Why the number of parallel threads slows down operation

Dear All, I am new to the community, so sorry if my question is trivial.

I wrote a simple code in CUDA C++ which implements Transformer. The problem is that operation of my app depends on the number of parallel threads and I do not know why. For example I have the following code:

dim3 numberOfBlocks(A,B,C);
dim3 numberOfThreadsPerBlock(C,D,E);
function<<<numberOfBlocks,numberOfThreadsPerBlock>>>(…);

and if A, B, C or the same C,D,E are small my app works fast but if I only change slightly one of the above parameters from 10 to 50 the app slows down. I thought that if everything happens in parallel and the conditions regarding the maximum number of threads in a block and the number of blocks are met, everything should work equally fast. But it is not the case.

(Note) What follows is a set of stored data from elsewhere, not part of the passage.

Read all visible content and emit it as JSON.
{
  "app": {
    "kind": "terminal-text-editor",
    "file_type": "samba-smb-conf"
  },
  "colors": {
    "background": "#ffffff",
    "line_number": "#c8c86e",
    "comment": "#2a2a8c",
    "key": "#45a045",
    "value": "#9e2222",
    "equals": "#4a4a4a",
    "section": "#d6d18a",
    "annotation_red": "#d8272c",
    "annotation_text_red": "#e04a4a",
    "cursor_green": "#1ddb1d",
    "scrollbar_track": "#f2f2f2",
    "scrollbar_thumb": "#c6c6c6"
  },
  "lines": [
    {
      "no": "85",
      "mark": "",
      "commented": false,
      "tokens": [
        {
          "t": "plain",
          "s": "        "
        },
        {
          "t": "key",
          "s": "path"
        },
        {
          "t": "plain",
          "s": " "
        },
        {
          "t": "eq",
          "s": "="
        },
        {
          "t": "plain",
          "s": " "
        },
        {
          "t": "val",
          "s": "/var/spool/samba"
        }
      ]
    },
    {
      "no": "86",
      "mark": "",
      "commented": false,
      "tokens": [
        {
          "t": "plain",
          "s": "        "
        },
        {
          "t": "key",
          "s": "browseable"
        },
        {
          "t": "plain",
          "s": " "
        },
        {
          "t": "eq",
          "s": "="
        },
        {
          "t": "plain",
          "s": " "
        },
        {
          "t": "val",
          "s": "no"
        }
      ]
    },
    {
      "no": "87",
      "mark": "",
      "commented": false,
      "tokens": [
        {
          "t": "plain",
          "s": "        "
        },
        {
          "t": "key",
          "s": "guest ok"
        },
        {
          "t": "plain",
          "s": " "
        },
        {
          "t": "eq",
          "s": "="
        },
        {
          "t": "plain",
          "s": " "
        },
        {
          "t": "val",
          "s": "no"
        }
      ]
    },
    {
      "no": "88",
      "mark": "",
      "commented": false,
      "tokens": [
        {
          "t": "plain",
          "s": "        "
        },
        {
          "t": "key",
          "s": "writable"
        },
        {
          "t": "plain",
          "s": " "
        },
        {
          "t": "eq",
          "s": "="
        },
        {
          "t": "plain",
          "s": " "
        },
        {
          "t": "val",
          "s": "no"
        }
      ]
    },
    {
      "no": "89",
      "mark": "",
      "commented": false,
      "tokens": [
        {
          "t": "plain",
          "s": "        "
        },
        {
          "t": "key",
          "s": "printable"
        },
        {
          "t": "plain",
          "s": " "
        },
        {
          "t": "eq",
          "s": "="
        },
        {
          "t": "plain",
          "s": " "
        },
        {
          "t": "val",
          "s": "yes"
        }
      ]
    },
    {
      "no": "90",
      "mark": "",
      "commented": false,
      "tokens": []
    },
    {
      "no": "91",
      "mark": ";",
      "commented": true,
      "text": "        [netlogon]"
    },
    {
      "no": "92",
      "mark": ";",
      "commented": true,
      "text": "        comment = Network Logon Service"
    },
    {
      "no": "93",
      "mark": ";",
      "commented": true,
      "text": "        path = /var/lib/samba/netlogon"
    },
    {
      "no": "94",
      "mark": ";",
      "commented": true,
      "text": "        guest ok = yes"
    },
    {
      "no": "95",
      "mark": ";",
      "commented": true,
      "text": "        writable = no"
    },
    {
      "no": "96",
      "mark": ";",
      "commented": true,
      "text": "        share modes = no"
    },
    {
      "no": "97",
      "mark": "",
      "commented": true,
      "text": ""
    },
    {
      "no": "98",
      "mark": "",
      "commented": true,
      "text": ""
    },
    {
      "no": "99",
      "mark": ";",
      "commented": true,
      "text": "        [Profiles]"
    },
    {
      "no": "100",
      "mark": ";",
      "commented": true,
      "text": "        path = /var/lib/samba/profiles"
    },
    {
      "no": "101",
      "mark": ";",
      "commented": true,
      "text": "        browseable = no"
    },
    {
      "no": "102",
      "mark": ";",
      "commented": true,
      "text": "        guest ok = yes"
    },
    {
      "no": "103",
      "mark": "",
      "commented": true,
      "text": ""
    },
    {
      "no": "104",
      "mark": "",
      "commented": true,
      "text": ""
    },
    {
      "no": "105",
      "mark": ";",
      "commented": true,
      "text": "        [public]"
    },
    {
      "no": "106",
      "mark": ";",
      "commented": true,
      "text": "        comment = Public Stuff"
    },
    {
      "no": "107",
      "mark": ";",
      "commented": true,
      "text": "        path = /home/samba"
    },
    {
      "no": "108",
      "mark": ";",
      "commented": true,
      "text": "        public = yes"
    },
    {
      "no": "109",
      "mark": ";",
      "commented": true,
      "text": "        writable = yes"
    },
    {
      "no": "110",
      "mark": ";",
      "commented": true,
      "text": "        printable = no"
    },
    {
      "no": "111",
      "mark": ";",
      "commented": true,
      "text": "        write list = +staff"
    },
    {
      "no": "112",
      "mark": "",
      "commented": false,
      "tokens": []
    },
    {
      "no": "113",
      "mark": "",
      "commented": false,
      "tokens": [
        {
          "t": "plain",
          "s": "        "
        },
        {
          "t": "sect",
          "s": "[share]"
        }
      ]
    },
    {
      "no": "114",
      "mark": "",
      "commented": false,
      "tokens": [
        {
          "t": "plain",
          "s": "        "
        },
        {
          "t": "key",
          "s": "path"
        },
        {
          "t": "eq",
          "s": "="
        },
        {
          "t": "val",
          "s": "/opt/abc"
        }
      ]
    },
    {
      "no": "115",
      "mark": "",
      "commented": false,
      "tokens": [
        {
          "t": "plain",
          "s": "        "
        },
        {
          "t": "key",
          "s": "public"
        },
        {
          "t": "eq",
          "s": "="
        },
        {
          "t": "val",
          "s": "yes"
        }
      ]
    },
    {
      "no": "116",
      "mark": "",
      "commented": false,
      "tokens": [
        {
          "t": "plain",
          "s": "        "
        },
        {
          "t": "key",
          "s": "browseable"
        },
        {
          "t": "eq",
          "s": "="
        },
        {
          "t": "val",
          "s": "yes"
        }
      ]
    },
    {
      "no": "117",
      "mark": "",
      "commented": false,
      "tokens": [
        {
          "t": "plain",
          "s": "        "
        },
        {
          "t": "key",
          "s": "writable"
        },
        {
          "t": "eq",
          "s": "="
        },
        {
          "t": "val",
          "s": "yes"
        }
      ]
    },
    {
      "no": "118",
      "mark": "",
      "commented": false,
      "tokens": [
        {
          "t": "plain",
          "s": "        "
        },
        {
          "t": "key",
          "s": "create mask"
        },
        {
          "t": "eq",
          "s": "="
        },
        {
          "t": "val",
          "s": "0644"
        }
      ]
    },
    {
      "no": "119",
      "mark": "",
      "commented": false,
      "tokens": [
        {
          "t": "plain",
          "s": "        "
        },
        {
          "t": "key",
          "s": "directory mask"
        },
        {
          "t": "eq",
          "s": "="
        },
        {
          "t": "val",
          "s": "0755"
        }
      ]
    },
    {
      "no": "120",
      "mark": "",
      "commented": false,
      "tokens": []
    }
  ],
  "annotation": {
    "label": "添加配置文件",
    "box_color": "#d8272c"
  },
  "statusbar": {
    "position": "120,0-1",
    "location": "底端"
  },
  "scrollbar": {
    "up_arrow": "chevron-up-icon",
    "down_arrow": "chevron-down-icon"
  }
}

It certainly depends on code design.

You can write a code that uses the available grid to work on data. An example of such a design paradigm is a grid stride loop. Such a code design can do a variable amount of work per thread, depending on the problem size and the grid size. Within various ranges, you might observe that the kernel runtime is mostly independent of the grid sizing.

You can also write a code that does fixed work per thread. In that case, if you increase the number of threads, you will increase the work, and most likely increase the kernel duration, regardless of whether that was your intent, or not.

Thank you very much for the useful information.